09 June 2023, The Tablet

Iraq launches TV station to save Syriac language


Jack Anwia, director of Al-Syriania, said that “the beauty of Iraq is its cultural and religious diversity”.


Iraq launches TV station to save Syriac language

The text of the Book of Revelation in a seventeenth-century polyglot Bible, with Syriac and Hebrew text at the top and Greek and Latin below.
Biblioteca Central UFRGS

A new television channel has been launched in Iraq as an initiative to save Syriac, a language spoken for more than 2,000 years which was once the most common in Christian liturgies.

An ancient dialect of Aramaic, Syriac has traditionally been the language spoken by Christians in Iraq and neighbouring Syria. The goal of the new station Al-Syriania is “to preserve the Syriac language” according to its director Jack Anwia.

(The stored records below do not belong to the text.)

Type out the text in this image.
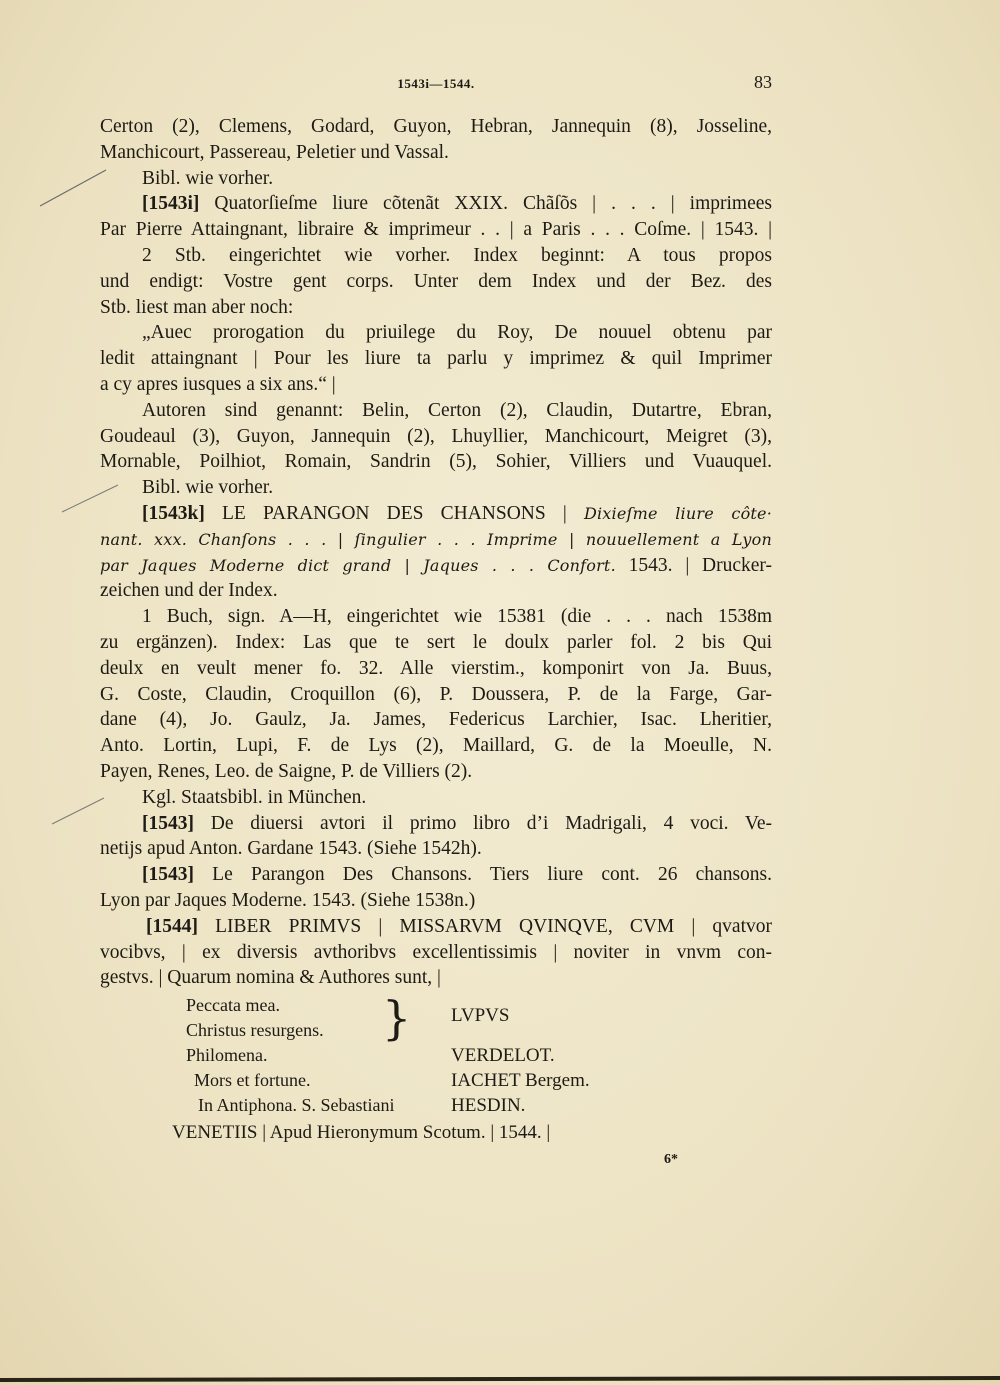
1543i—1544.	83
Certon (2), Clemens, Godard, Guyon, Hebran, Jannequin (8), Josseline,
Manchicourt, Passereau, Peletier und Vassal.
Bibl. wie vorher.
[1543i] Quatorſieſme liure cõtenãt XXIX. Chãſõs | . . . | imprimees
Par Pierre Attaingnant, libraire & imprimeur . . | a Paris . . . Coſme. | 1543. |
2 Stb. eingerichtet wie vorher. Index beginnt: A tous propos
und endigt: Vostre gent corps. Unter dem Index und der Bez. des
Stb. liest man aber noch:
„Auec prorogation du priuilege du Roy, De nouuel obtenu par
ledit attaingnant | Pour les liure ta parlu y imprimez & quil Imprimer
a cy apres iusques a six ans.“ |
Autoren sind genannt: Belin, Certon (2), Claudin, Dutartre, Ebran,
Goudeaul (3), Guyon, Jannequin (2), Lhuyllier, Manchicourt, Meigret (3),
Mornable, Poilhiot, Romain, Sandrin (5), Sohier, Villiers und Vuauquel.
Bibl. wie vorher.
[1543k] LE PARANGON DES CHANSONS | Dixieſme liure côte·
nant. xxx. Chanſons . . . | ſingulier . . . Imprime | nouuellement a Lyon
par Jaques Moderne dict grand | Jaques . . . Confort. 1543. | Drucker-
zeichen und der Index.
1 Buch, sign. A—H, eingerichtet wie 15381 (die . . . nach 1538m
zu ergänzen). Index: Las que te sert le doulx parler fol. 2 bis Qui
deulx en veult mener fo. 32. Alle vierstim., komponirt von Ja. Buus,
G. Coste, Claudin, Croquillon (6), P. Doussera, P. de la Farge, Gar-
dane (4), Jo. Gaulz, Ja. James, Federicus Larchier, Isac. Lheritier,
Anto. Lortin, Lupi, F. de Lys (2), Maillard, G. de la Moeulle, N.
Payen, Renes, Leo. de Saigne, P. de Villiers (2).
Kgl. Staatsbibl. in München.
[1543] De diuersi avtori il primo libro d’i Madrigali, 4 voci. Ve-
netijs apud Anton. Gardane 1543. (Siehe 1542h).
[1543] Le Parangon Des Chansons. Tiers liure cont. 26 chansons.
Lyon par Jaques Moderne. 1543. (Siehe 1538n.)
[1544] LIBER PRIMVS | MISSARVM QVINQVE, CVM | qvatvor
vocibvs, | ex diversis avthoribvs excellentissimis | noviter in vnvm con-
gestvs. | Quarum nomina & Authores sunt, |
Peccata mea.
Christus resurgens. } LVPVS
Philomena.	VERDELOT.
Mors et fortune.	IACHET Bergem.
In Antiphona. S. Sebastiani	HESDIN.
VENETIIS | Apud Hieronymum Scotum. | 1544. |
6*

“Once, Syriac was a language widespread across the Middle East,” he said last week, adding that Baghdad has a duty “to keep it from extinction”. He added that “the beauty of Iraq is its cultural and religious diversity”.

Iraq’s government launched the channel in April with around 40 staff and a variety of programming, from cinema to art and history.

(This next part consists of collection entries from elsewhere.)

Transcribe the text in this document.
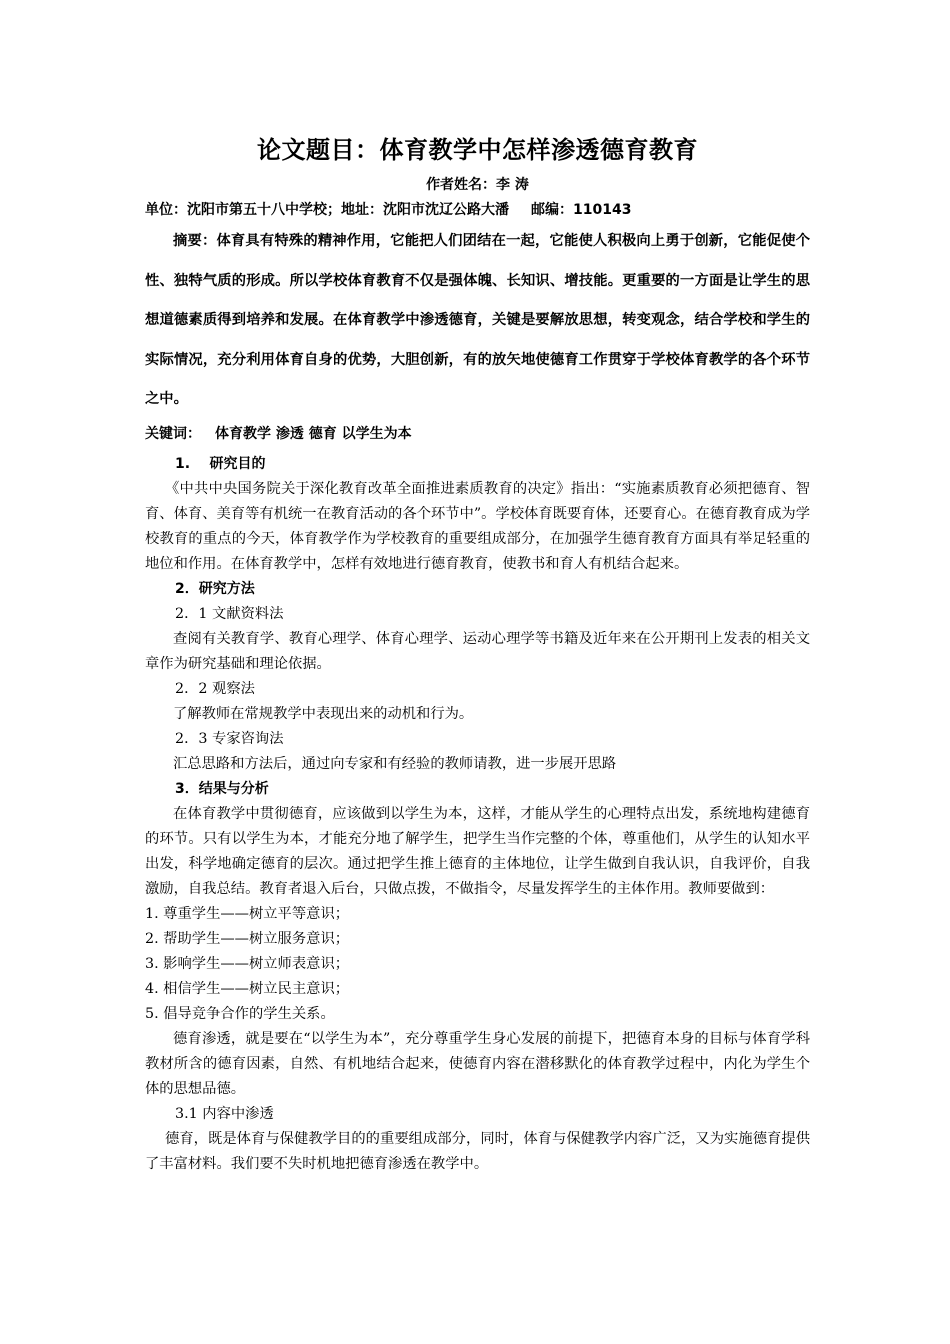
论文题目：体育教学中怎样渗透德育教育

作者姓名：李 涛

单位：沈阳市第五十八中学校；地址：沈阳市沈辽公路大潘 邮编：110143

摘要：体育具有特殊的精神作用，它能把人们团结在一起，它能使人积极向上勇于创新，它能促使个性、独特气质的形成。所以学校体育教育不仅是强体魄、长知识、增技能。更重要的一方面是让学生的思想道德素质得到培养和发展。在体育教学中渗透德育，关键是要解放思想，转变观念，结合学校和学生的实际情况，充分利用体育自身的优势，大胆创新，有的放矢地使德育工作贯穿于学校体育教学的各个环节之中。

关键词： 体育教学 渗透 德育 以学生为本

1.    研究目的

《中共中央国务院关于深化教育改革全面推进素质教育的决定》指出：“实施素质教育必须把德育、智育、体育、美育等有机统一在教育活动的各个环节中”。学校体育既要育体，还要育心。在德育教育成为学校教育的重点的今天，体育教学作为学校教育的重要组成部分，在加强学生德育教育方面具有举足轻重的地位和作用。在体育教学中，怎样有效地进行德育教育，使教书和育人有机结合起来。

2．研究方法

2．1 文献资料法

查阅有关教育学、教育心理学、体育心理学、运动心理学等书籍及近年来在公开期刊上发表的相关文章作为研究基础和理论依据。

2．2 观察法

了解教师在常规教学中表现出来的动机和行为。

2．3 专家咨询法

汇总思路和方法后，通过向专家和有经验的教师请教，进一步展开思路

3．结果与分析

在体育教学中贯彻德育，应该做到以学生为本，这样，才能从学生的心理特点出发，系统地构建德育的环节。只有以学生为本，才能充分地了解学生，把学生当作完整的个体，尊重他们，从学生的认知水平出发，科学地确定德育的层次。通过把学生推上德育的主体地位，让学生做到自我认识，自我评价，自我激励，自我总结。教育者退入后台，只做点拨，不做指令，尽量发挥学生的主体作用。教师要做到：

1. 尊重学生——树立平等意识；

2. 帮助学生——树立服务意识；

3. 影响学生——树立师表意识；

4. 相信学生——树立民主意识；

5. 倡导竞争合作的学生关系。

德育渗透，就是要在“以学生为本”，充分尊重学生身心发展的前提下，把德育本身的目标与体育学科教材所含的德育因素，自然、有机地结合起来，使德育内容在潜移默化的体育教学过程中，内化为学生个体的思想品德。

3.1 内容中渗透

德育，既是体育与保健教学目的的重要组成部分，同时，体育与保健教学内容广泛，又为实施德育提供了丰富材料。我们要不失时机地把德育渗透在教学中。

“It’s true that we speak Syriac at home, but unfortunately I feel that our language is disappearing slowly but surely,” said Mariam Albert, a news presenter on Al-Syriania.

“It is important to have a television station that represents us,” she added.

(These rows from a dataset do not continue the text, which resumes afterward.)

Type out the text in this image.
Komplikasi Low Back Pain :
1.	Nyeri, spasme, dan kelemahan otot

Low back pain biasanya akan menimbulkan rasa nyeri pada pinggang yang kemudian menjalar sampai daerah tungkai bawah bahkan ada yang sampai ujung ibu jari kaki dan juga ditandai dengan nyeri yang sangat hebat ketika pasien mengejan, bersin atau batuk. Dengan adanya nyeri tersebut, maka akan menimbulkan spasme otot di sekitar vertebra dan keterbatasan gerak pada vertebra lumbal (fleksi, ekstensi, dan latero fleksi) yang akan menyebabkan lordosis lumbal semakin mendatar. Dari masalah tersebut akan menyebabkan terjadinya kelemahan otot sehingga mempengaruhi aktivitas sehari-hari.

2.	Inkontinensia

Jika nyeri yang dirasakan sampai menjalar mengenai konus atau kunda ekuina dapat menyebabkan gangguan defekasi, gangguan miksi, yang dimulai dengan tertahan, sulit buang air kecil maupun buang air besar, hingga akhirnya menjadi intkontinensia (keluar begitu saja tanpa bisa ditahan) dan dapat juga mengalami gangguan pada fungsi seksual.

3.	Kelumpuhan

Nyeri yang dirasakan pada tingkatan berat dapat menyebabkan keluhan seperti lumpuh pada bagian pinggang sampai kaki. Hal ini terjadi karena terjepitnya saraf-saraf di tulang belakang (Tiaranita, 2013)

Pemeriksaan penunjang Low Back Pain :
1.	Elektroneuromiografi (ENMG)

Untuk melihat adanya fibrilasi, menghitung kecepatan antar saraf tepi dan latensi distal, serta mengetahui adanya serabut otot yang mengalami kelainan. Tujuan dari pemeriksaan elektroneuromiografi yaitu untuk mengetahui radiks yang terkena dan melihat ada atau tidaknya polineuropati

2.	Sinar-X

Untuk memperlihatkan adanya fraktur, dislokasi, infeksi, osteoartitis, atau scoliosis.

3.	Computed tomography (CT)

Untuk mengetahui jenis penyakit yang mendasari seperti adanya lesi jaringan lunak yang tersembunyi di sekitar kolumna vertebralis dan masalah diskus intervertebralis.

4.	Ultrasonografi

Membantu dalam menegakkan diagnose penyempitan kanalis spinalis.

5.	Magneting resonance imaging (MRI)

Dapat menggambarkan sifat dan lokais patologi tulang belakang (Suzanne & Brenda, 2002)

Syriac-speaking communities in both Iraq and Syria have declined over the years, owing to decades of conflict driving minorities to migrate. Today, Iraq is overwhelmingly Shiite Muslim but also home to Sunni Muslims, Kurds, Christians, Yazidis and other minorities, with Arabic and Kurdish are the official languages.

Before the US-led invasion of the country in 2003, Iraq was home to about 1.5 million Christians. In the 20 years since, their population has declined to about 400,000, mostly living in the north.

The Syriac language has been “sidelined”, according to Kawthar Askar, head of the Syriac language department at Salahaddin University in Erbil, the capital of Kurdistan region.

“We can’t say it’s a dead language...but it is under threat,” he said.

Around 1,700 Syriac manuscripts and 1,400 books – some dating to the eleventh century – are now conserved at the Digital Centre for Eastern Manuscripts in Erbil, which is supported by the UNESCO, the United States Agency for International Development, and the Dominicans.